Carnegie Mellon University
April 22, 2025

3D Scene Reconstruction Without Camera Motion

By Ashlyn Lacovara

Carnegie Mellon University and Fujitsu Research have released a new approach that dramatically improves 3D scene reconstruction from 2D images, even in highly dynamic environments with minimal camera movement. Instead of relying on large datasets to guess how things move, the team used a classic tracking method (Lucas-Kanade) and adapted it for dynamic Gaussian Splatting. This let them accurately track motion and changes in a scene by using math to calculate how every point moves.

The researchers built on a foundational concept from the Lucas-Kanade method, which estimates how pixels move between video frames—a process known as optical flow. They extended this idea to the warp field used in Gaussian Splatting, a mathematical function that determines how individual Gaussians move through 3D space. By analyzing this warp field, they derived a velocity field that describes both the direction and speed of each point in the scene. Through time integration, they were able to track these points across multiple frames, resulting in a precise estimate of scene flow—the 3D equivalent of optical flow. This approach enables accurate modeling of motion in dynamic scenes, even when the camera itself doesn’t move significantly.
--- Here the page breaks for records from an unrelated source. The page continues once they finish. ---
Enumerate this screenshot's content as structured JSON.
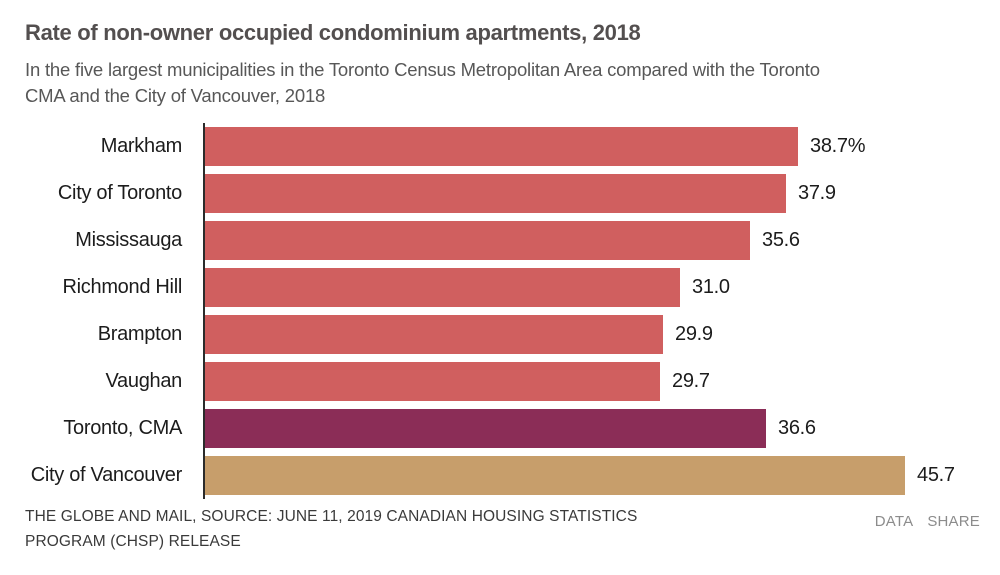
{
  "header": {
    "title": "Rate of non-owner occupied condominium apartments, 2018",
    "subtitle_lines": [
      "In the five largest municipalities in the Toronto Census Metropolitan Area compared with the Toronto",
      "CMA and the City of Vancouver, 2018"
    ]
  },
  "chart_data": {
    "type": "bar",
    "orientation": "horizontal",
    "title": "Rate of non-owner occupied condominium apartments, 2018",
    "categories": [
      "Markham",
      "City of Toronto",
      "Mississauga",
      "Richmond Hill",
      "Brampton",
      "Vaughan",
      "Toronto, CMA",
      "City of Vancouver"
    ],
    "values": [
      38.7,
      37.9,
      35.6,
      31.0,
      29.9,
      29.7,
      36.6,
      45.7
    ],
    "value_labels": [
      "38.7%",
      "37.9",
      "35.6",
      "31.0",
      "29.9",
      "29.7",
      "36.6",
      "45.7"
    ],
    "unit": "percent",
    "xlim": [
      0,
      46
    ],
    "grid": false,
    "legend": false,
    "bar_colors": [
      "#d05f5f",
      "#d05f5f",
      "#d05f5f",
      "#d05f5f",
      "#d05f5f",
      "#d05f5f",
      "#8b2d57",
      "#c79e6b"
    ],
    "colors": {
      "municipality_bar": "#d05f5f",
      "toronto_cma_bar": "#8b2d57",
      "vancouver_bar": "#c79e6b",
      "axis_line": "#2b2b2b"
    }
  },
  "footer": {
    "source_lines": [
      "THE GLOBE AND MAIL, SOURCE: JUNE 11, 2019 CANADIAN HOUSING STATISTICS",
      "PROGRAM (CHSP) RELEASE"
    ],
    "links": {
      "data_label": "DATA",
      "share_label": "SHARE"
    }
  }
}
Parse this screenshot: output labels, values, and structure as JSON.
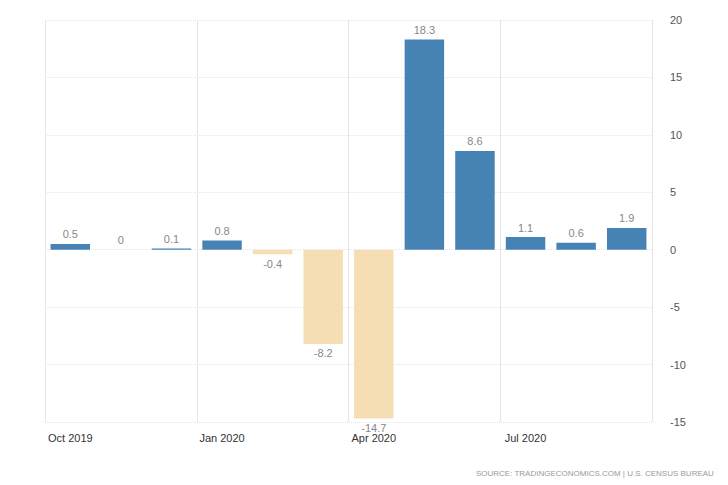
{
  "chart_data": {
    "type": "bar",
    "categories": [
      "Oct 2019",
      null,
      null,
      "Jan 2020",
      null,
      null,
      "Apr 2020",
      null,
      null,
      "Jul 2020",
      null,
      null
    ],
    "values": [
      0.5,
      0,
      0.1,
      0.8,
      -0.4,
      -8.2,
      -14.7,
      18.3,
      8.6,
      1.1,
      0.6,
      1.9
    ],
    "colors": [
      "#4682b4",
      "#4682b4",
      "#4682b4",
      "#4682b4",
      "#f5deb3",
      "#f5deb3",
      "#f5deb3",
      "#4682b4",
      "#4682b4",
      "#4682b4",
      "#4682b4",
      "#4682b4"
    ],
    "ylim": [
      -15,
      20
    ],
    "yticks": [
      -15,
      -10,
      -5,
      0,
      5,
      10,
      15,
      20
    ],
    "grid": true,
    "data_labels": true,
    "source": "SOURCE: TRADINGECONOMICS.COM | U.S. CENSUS BUREAU"
  }
}
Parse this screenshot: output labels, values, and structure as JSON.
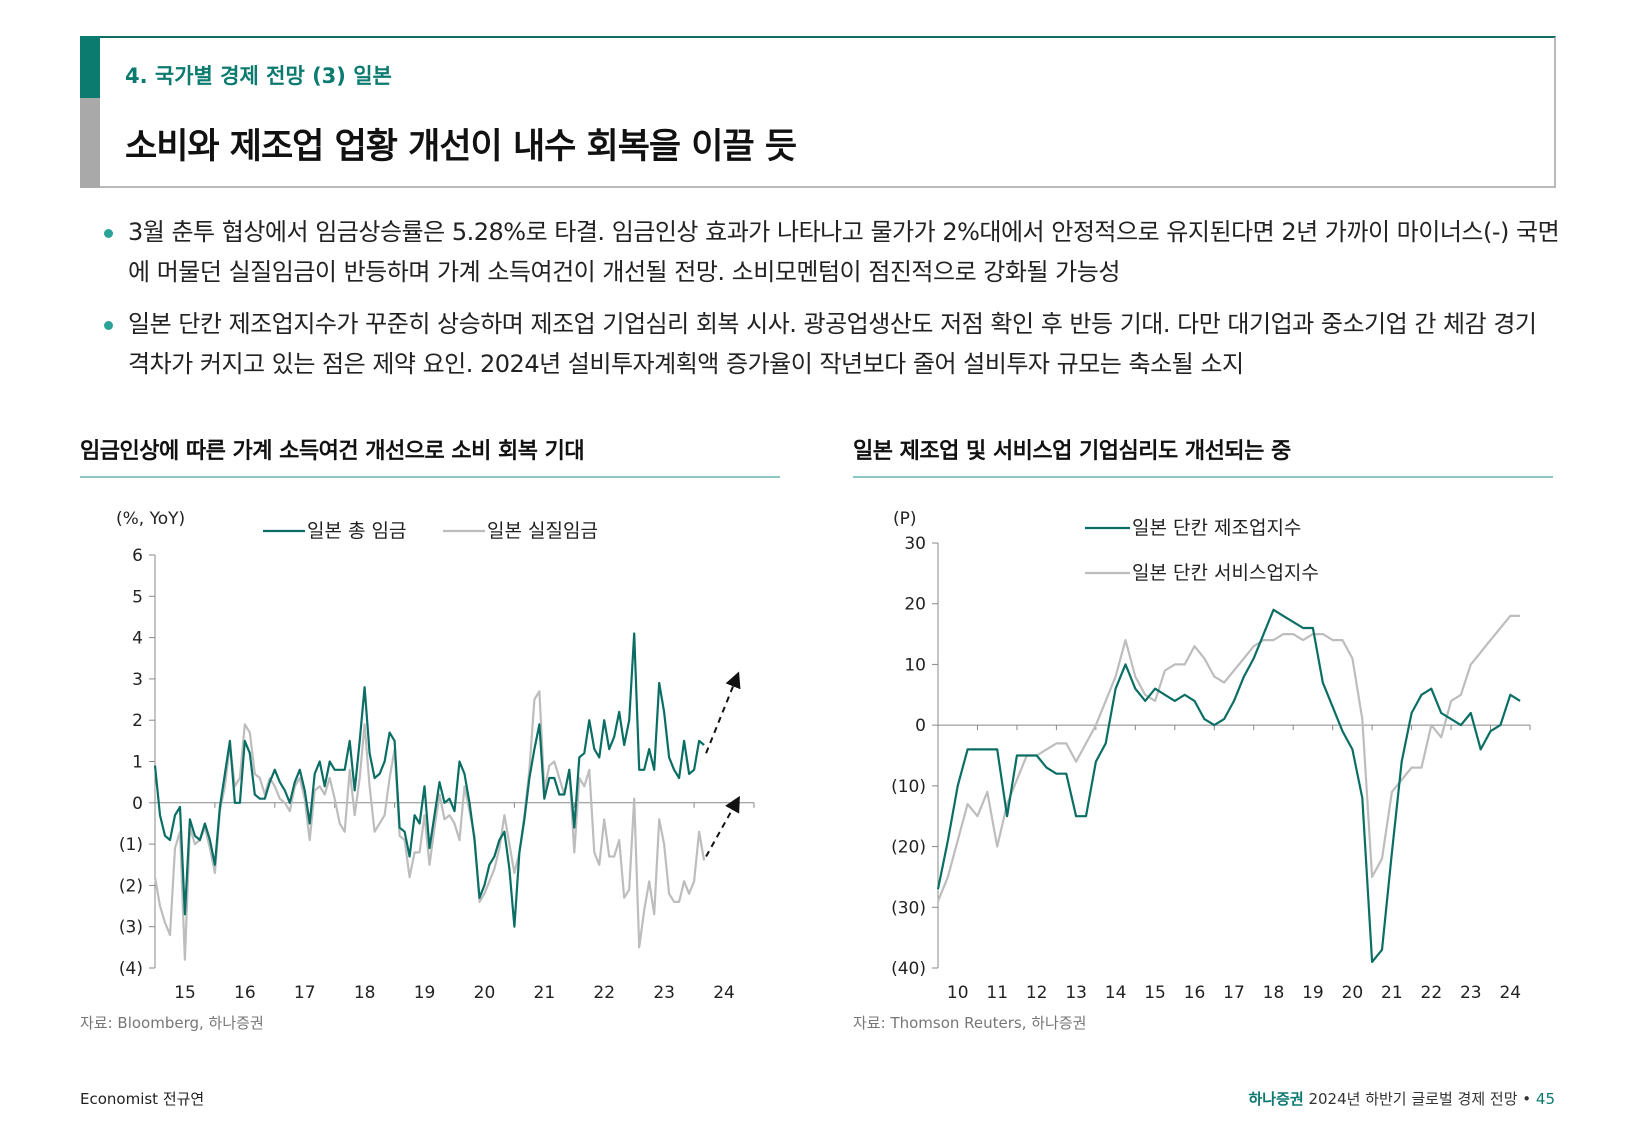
{
  "header": {
    "section": "4. 국가별 경제 전망 (3) 일본",
    "title": "소비와 제조업 업황 개선이 내수 회복을 이끌 듯"
  },
  "bullets": [
    "3월 춘투 협상에서 임금상승률은 5.28%로 타결. 임금인상 효과가 나타나고 물가가 2%대에서 안정적으로 유지된다면 2년 가까이 마이너스(-) 국면에 머물던 실질임금이 반등하며 가계 소득여건이 개선될 전망. 소비모멘텀이 점진적으로 강화될 가능성",
    "일본 단칸 제조업지수가 꾸준히 상승하며 제조업 기업심리 회복 시사. 광공업생산도 저점 확인 후 반등 기대. 다만 대기업과 중소기업 간 체감 경기 격차가 커지고 있는 점은 제약 요인. 2024년 설비투자계획액 증가율이 작년보다 줄어 설비투자 규모는 축소될 소지"
  ],
  "chart_left": {
    "heading": "임금인상에 따른 가계 소득여건 개선으로 소비 회복 기대",
    "source": "자료: Bloomberg, 하나증권"
  },
  "chart_right": {
    "heading": "일본 제조업 및 서비스업 기업심리도 개선되는 중",
    "source": "자료: Thomson Reuters, 하나증권"
  },
  "footer": {
    "author": "Economist 전규연",
    "brand": "하나증권",
    "pub": " 2024년 하반기 글로벌 경제 전망",
    "sep": " • ",
    "page": "45"
  },
  "colors": {
    "teal": "#0b6e64",
    "gray": "#bdbdbd",
    "accent": "#0b7a6f"
  },
  "chart_data": [
    {
      "type": "line",
      "unit_label": "(%, YoY)",
      "x_ticks": [
        "15",
        "16",
        "17",
        "18",
        "19",
        "20",
        "21",
        "22",
        "23",
        "24"
      ],
      "x_range": [
        2015.0,
        2025.0
      ],
      "y_ticks": [
        "6",
        "5",
        "4",
        "3",
        "2",
        "1",
        "0",
        "(1)",
        "(2)",
        "(3)",
        "(4)"
      ],
      "ylim": [
        -4,
        6
      ],
      "annotations": "two dashed upward arrows at the end of each series",
      "series": [
        {
          "name": "일본 총 임금",
          "color": "#0b6e64",
          "start": 2015.0,
          "step": 0.0833333,
          "values": [
            0.9,
            -0.3,
            -0.8,
            -0.9,
            -0.3,
            -0.1,
            -2.7,
            -0.4,
            -0.8,
            -0.9,
            -0.5,
            -0.9,
            -1.5,
            -0.1,
            0.7,
            1.5,
            0.0,
            0.0,
            1.5,
            1.2,
            0.2,
            0.1,
            0.1,
            0.5,
            0.8,
            0.5,
            0.3,
            0.0,
            0.5,
            0.8,
            0.3,
            -0.5,
            0.7,
            1.0,
            0.4,
            1.0,
            0.8,
            0.8,
            0.8,
            1.5,
            0.3,
            1.5,
            2.8,
            1.2,
            0.6,
            0.7,
            1.0,
            1.7,
            1.5,
            -0.6,
            -0.7,
            -1.3,
            -0.3,
            -0.5,
            0.4,
            -1.1,
            -0.3,
            0.5,
            0.0,
            0.1,
            -0.2,
            1.0,
            0.7,
            0.0,
            -0.9,
            -2.3,
            -2.0,
            -1.5,
            -1.3,
            -0.9,
            -0.7,
            -1.6,
            -3.0,
            -1.2,
            -0.4,
            0.6,
            1.3,
            1.9,
            0.1,
            0.6,
            0.6,
            0.2,
            0.2,
            0.8,
            -0.6,
            1.1,
            1.2,
            2.0,
            1.3,
            1.1,
            2.0,
            1.3,
            1.6,
            2.2,
            1.4,
            2.0,
            4.1,
            0.8,
            0.8,
            1.3,
            0.8,
            2.9,
            2.2,
            1.1,
            0.8,
            0.6,
            1.5,
            0.7,
            0.8,
            1.5,
            1.4
          ]
        },
        {
          "name": "일본 실질임금",
          "color": "#bdbdbd",
          "start": 2015.0,
          "step": 0.0833333,
          "values": [
            -1.8,
            -2.5,
            -2.9,
            -3.2,
            -1.1,
            -0.7,
            -3.8,
            -0.6,
            -1.0,
            -0.9,
            -0.6,
            -1.1,
            -1.7,
            -0.2,
            0.4,
            1.4,
            0.4,
            0.6,
            1.9,
            1.7,
            0.7,
            0.6,
            0.2,
            0.6,
            0.4,
            0.1,
            0.0,
            -0.2,
            0.4,
            0.6,
            0.1,
            -0.9,
            0.3,
            0.4,
            0.2,
            0.6,
            0.1,
            -0.5,
            -0.7,
            0.8,
            -0.3,
            0.6,
            1.9,
            0.4,
            -0.7,
            -0.5,
            -0.3,
            0.6,
            1.3,
            -0.8,
            -0.9,
            -1.8,
            -1.2,
            -1.2,
            -0.3,
            -1.5,
            -0.6,
            0.2,
            -0.4,
            -0.3,
            -0.5,
            -0.9,
            0.4,
            -0.2,
            -0.8,
            -2.4,
            -2.2,
            -1.9,
            -1.6,
            -1.1,
            -0.3,
            -1.0,
            -1.7,
            -1.2,
            -0.3,
            0.8,
            2.5,
            2.7,
            0.3,
            0.9,
            1.0,
            0.6,
            0.2,
            0.8,
            -1.2,
            0.6,
            0.4,
            0.8,
            -1.2,
            -1.5,
            -0.4,
            -1.3,
            -1.3,
            -0.9,
            -2.3,
            -2.1,
            0.1,
            -3.5,
            -2.6,
            -1.9,
            -2.7,
            -0.4,
            -1.0,
            -2.2,
            -2.4,
            -2.4,
            -1.9,
            -2.2,
            -1.9,
            -0.7,
            -1.4
          ]
        }
      ]
    },
    {
      "type": "line",
      "unit_label": "(P)",
      "x_ticks": [
        "10",
        "11",
        "12",
        "13",
        "14",
        "15",
        "16",
        "17",
        "18",
        "19",
        "20",
        "21",
        "22",
        "23",
        "24"
      ],
      "x_range": [
        2010.0,
        2025.0
      ],
      "y_ticks": [
        "30",
        "20",
        "10",
        "0",
        "(10)",
        "(20)",
        "(30)",
        "(40)"
      ],
      "ylim": [
        -40,
        30
      ],
      "series": [
        {
          "name": "일본 단칸 제조업지수",
          "color": "#0b6e64",
          "start": 2010.0,
          "step": 0.25,
          "values": [
            -27,
            -19,
            -10,
            -4,
            -4,
            -4,
            -4,
            -15,
            -5,
            -5,
            -5,
            -7,
            -8,
            -8,
            -15,
            -15,
            -6,
            -3,
            6,
            10,
            6,
            4,
            6,
            5,
            4,
            5,
            4,
            1,
            0,
            1,
            4,
            8,
            11,
            15,
            19,
            18,
            17,
            16,
            16,
            7,
            3,
            -1,
            -4,
            -12,
            -39,
            -37,
            -21,
            -6,
            2,
            5,
            6,
            2,
            1,
            0,
            2,
            -4,
            -1,
            0,
            5,
            4
          ]
        },
        {
          "name": "일본 단칸 서비스업지수",
          "color": "#bdbdbd",
          "start": 2010.0,
          "step": 0.25,
          "values": [
            -29,
            -25,
            -19,
            -13,
            -15,
            -11,
            -20,
            -13,
            -9,
            -5,
            -5,
            -4,
            -3,
            -3,
            -6,
            -3,
            0,
            4,
            8,
            14,
            8,
            5,
            4,
            9,
            10,
            10,
            13,
            11,
            8,
            7,
            9,
            11,
            13,
            14,
            14,
            15,
            15,
            14,
            15,
            15,
            14,
            14,
            11,
            1,
            -25,
            -22,
            -11,
            -9,
            -7,
            -7,
            0,
            -2,
            4,
            5,
            10,
            12,
            14,
            16,
            18,
            18
          ]
        }
      ]
    }
  ]
}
This approach is exciting because it overcomes some of the biggest limitations in 3D scene reconstruction—namely, the need for a moving camera and large, data-driven models trained on specific types of scenes. Traditional methods rely heavily on motion parallax, the effect where objects closer to the camera appear to move faster than those farther away, helping systems estimate depth as the camera moves. However, when the camera stays relatively still, those depth cues disappear, making reconstruction much harder. Instead of depending on motion parallax or biased training priors, this method analytically computes how objects move in 3D space, enabling it to handle highly dynamic environments where people, vehicles, or other objects are in motion. By adapting classical optical flow techniques to the warp field in Gaussian Splatting and deriving a velocity field through time integration, the researchers achieved accurate scene flow estimation even in the absence of significant camera movement. Their results show strong performance across both synthetic and real-world datasets, highlighting the method's versatility and real-world potential for applications like robotics, AR/VR, and video analysis.

gslk_results.gif

The significance of this work lies not only in its technical innovation but also in its potential to expand the capabilities of 3D scene understanding in real-world conditions—where camera motion is limited and environments are dynamic. By removing the dependence on learned priors and leveraging a purely analytical approach, this method opens new possibilities for robotics, autonomous systems, and immersive technologies. The research will be formally presented at the International Conference on Learning Representations (ICLR) 2025, where the team will share their methodology, experimental results, and potential applications in robotics and dynamic scene reconstruction.